Andrew, his younger brother and mother Veronica remained living in the house on Crescent Road after bank worker Alistair Wilson was fatally shot on the doorstep following a visit by a mystery man in the evening of November 28, 2004, in a murder which remains unsolved.
Andrew, who was four at the time, and is now 20, said: “I don’t really remember much, the only thing that I really remember is that I came down the stairs after it happened and saw my dad lying there and then in kind of all goes blurry and then I just remember being the back of a police car but that’s all I remember that night.
“I have no memories of my dad at all – that’s the only image I have. I don’t know what his voice is like. I don’t really remember anything.”
One of the photographs released by the police for the new appeal for information is of Andrew and his father on the day of the murder.
He cannot remember it being taken, but said people have told him he was out for a walk with his father that day.
He also has no recollection of one of the other photographs released, of him and his brother at his father’s graveside.
Andrew believes his mother made the right decision to remain in the family home, saying it is “our home” and meant less disruption for himself and his brother during a traumatic time, despite becoming known as “the banker’s son”.
He said: “It’s that small town mentality – people recognise you, everybody knows. I’d be referred to as ‘the banker’s son’ and people would do a double take.
“You are walking in the supermarket and you hear people saying ‘don’t look, don’t look”. People don’t mean it in a horrible way but when you’re going to the supermarket and you get that every time it’s just bringing it back up.”
Asked about speculation around the murder including that his father may have been involved in money laundering – something which the police have discovered no evidence of – or that his mother was involved in the killing, he said he cannot speak to his dad’s character as he “didn’t know him” but would like to believe the positive things he has been told.

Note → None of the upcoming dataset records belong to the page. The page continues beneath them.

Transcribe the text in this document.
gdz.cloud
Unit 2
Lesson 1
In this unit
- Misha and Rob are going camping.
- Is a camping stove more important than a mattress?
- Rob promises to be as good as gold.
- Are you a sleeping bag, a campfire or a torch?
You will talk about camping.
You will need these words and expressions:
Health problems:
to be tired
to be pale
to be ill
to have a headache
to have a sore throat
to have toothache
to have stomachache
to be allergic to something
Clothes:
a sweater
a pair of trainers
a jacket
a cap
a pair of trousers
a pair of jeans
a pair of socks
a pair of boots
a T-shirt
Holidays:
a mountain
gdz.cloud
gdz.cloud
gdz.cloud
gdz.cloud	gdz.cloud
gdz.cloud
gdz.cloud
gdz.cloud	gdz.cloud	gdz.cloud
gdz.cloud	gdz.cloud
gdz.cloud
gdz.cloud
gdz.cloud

He said: “People blaming my mum – that’s the one thing I don’t understand. Police have ruled her out. If anyone listens to the 999 call that they released you can hear the emotion in my mum’s voice.
“You can tell – I hate that recording, its the one thing I just can’t listen to – but you can tell. And I know my mum and she’s not a monster that she gets made out to be.”
Andrew has had 10 years of counselling to help cope with his father’s murder and praised the assistance of bereavement groups and charities.
He said: “To see and speak to other people who have gone through the tragedy of losing their parents to didn’t feel alone any more and you had coping mechanisms.”
Calling on anyone with information about his father’s murder to come forward, he said: “Anyone that knows something I urge them to phone up and say ‘this is what happened’.
He said if such people fail to speak up they are “prolonging our suffering”.
“We’ve suffered for 16 years and we shouldn’t have had to suffer for 16 years,” he added.
“I shouldn’t be having to stand here and ask people to tell me why my dad was killed. It shouldn’t be something I have to do.”